The talk looks at the experiences of a Saxon infantry division of the Third Army in the Marne campaign of August and September 1914. In particular, it uses the memoirs of the army commander, Generaloberst Max Freiherr von Hausen for the view from the top as well as the letters of Kurt Becker, a Gefreiter (Corporal) in 103 Infanterie Regiment from Bautzen in eastern Saxony. Becker’s eye level was somewhat lower than von Hausen’s. Data from German casualty lists, service records, and campaign and regimental histories provide new insights into the events of the climactic Battle of Lenharree on 8th September 1914, seemingly a crushing victory but actually the start of the retreat that ended with the stalemate of trench warfare.

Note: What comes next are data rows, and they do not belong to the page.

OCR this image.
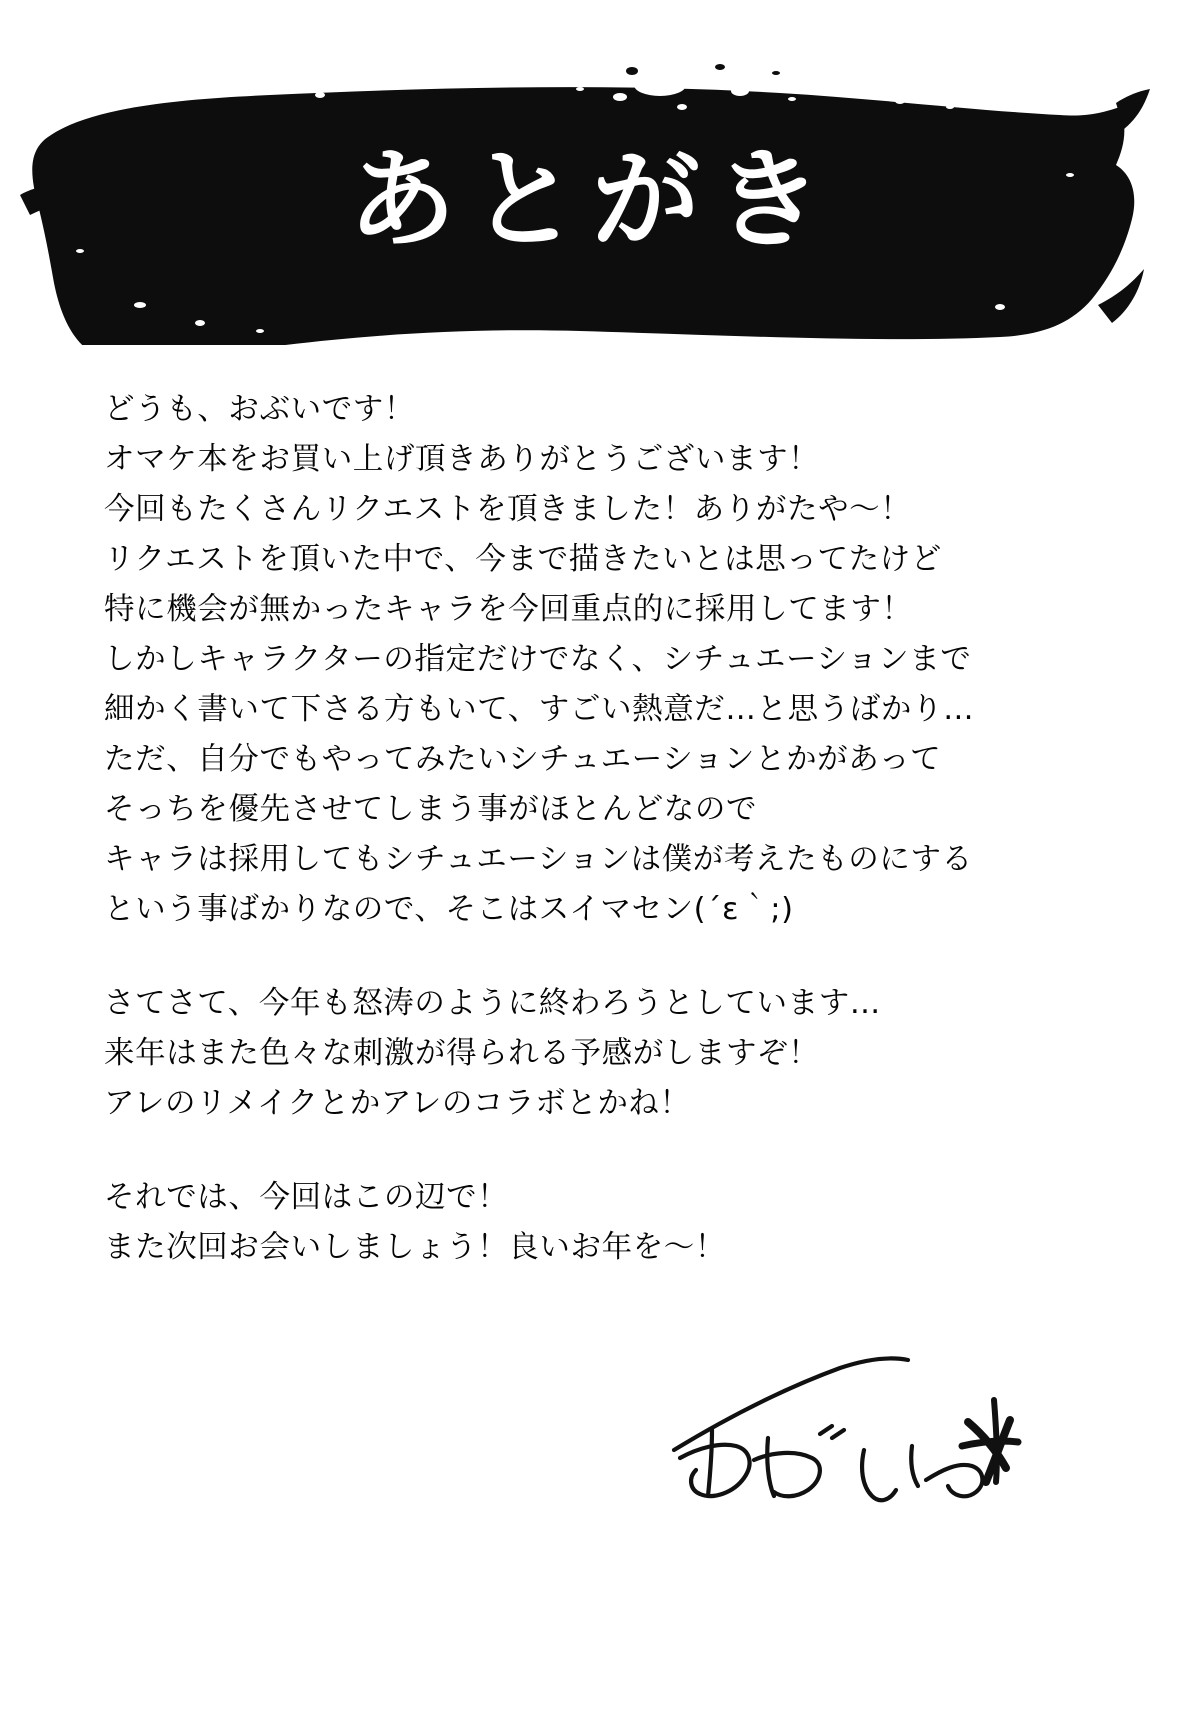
あとがき
どうも、おぶいです！
オマケ本をお買い上げ頂きありがとうございます！
今回もたくさんリクエストを頂きました！ありがたや〜！
リクエストを頂いた中で、今まで描きたいとは思ってたけど
特に機会が無かったキャラを今回重点的に採用してます！
しかしキャラクターの指定だけでなく、シチュエーションまで
細かく書いて下さる方もいて、すごい熱意だ…と思うばかり…
ただ、自分でもやってみたいシチュエーションとかがあって
そっちを優先させてしまう事がほとんどなので
キャラは採用してもシチュエーションは僕が考えたものにする
という事ばかりなので、そこはスイマセン(´ε｀;)
さてさて、今年も怒涛のように終わろうとしています…
来年はまた色々な刺激が得られる予感がしますぞ！
アレのリメイクとかアレのコラボとかね！
それでは、今回はこの辺で！
また次回お会いしましょう！良いお年を〜！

Alistair is very well-known in this branch for his regular and always popular lectures, perhaps it is less known that he has recently retired from Durham University library. A rare book specialist by profession, he has a degree in history from Newcastle University. He has worked for the Public Record Office and the British Library. He has run a major retrospective cataloging project for the Literary and Philosophical Society of Newcastle upon Tyne and is on the library committee of the Society of Antiquaries of Newcastle upon Tyne.
Image: 103 Infanterie Regiment on the march in late August or early September 1914. Leutnant d. Reserve Gerhard Weiland, in the foreground, was to be killed in action at Lenharree a few days later aged 31.
Admission is £4.00, which includes the usual buffet and there is also a book raffle.